Magari si potrebbe chiedere una mano a Prodi. Faccia votare a qualcuno, se può, una legge, un decreto, una magna charta, che abolisca i primi 10’: la “sua” Virtus, fuori casa, davvero non riesce a giocarli. Ma forse non serve nessun premier, presente o passato, perché è esaltante, poi, il modo in cui la Vu si rifà e la vince, questa partita a lungo risalita come una parete di roccia. Sfornando un ultimo quarto sull’orlo della perfezione, nei piani (i cambi di difesa che stordiscono Roma) e nelle esecuzioni, iscrivendo alla gara tutti i suoi uomini e ragazzi, anche quelli che prima avevano stentato (Jordan, da anatrone a cigno, Gaddefors, finalmente deciso a buttare la timidezza e a far valere il fisico bestiale).
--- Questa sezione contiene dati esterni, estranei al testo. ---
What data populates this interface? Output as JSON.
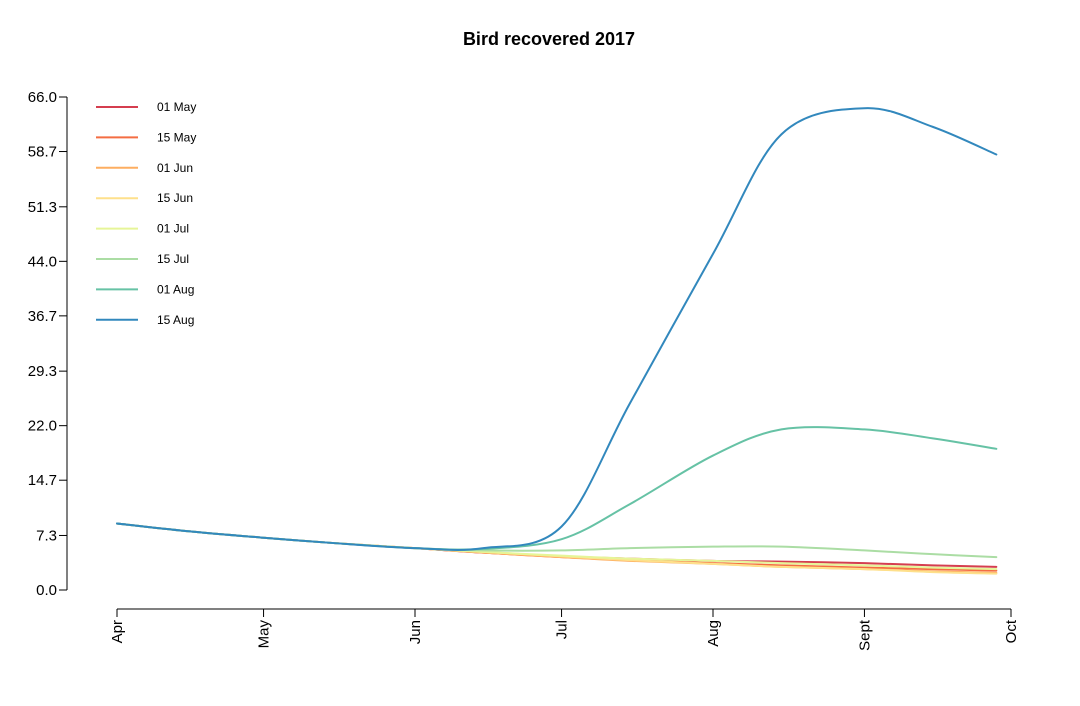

La Virtus vince emendando tanti peccati, prese molli e passaggi da Giardini Margherita che avevano scatenato in avvio l’attacco romano, e arruolando di nuovo come primattori i ragazzi (pure Fontecchio, nel quintetto da rimonta). Intanto, il volo continua, morso pure un calendario terribile. Battute prima Sassari, poi Milano, ora Roma. E avanti.

 

IMBRO’, LESIONE AL CROCIATO: SARA’ OPERATO LA PROSSIMA SETTIMANA

www.virtus.it - 08/02/2014

 

 

Virtus Pallacanestro Bologna comunica che ieri sera, durante le fasi finali dell’allenamento, capitan Matteo Imbrò si è infortunato al ginocchio sinistro. Questa mattina lo staff medico ha accompagnato il giocatore presso Isokinetic, dove è stato sottoposto a risonanza magnetica, che ha confermato la diagnosi clinica di lesione del legamento crociato anteriore. Successivamente Imbrò è stato visitato anche dal dottor Alessandro Lelli, che ha deciso di procedere ad intervento chirurgico, che sarà effettuata la prossima settimana. Al nostro Capitano un sentito e affettuoso in bocca al lupo da tutto lo staff societario.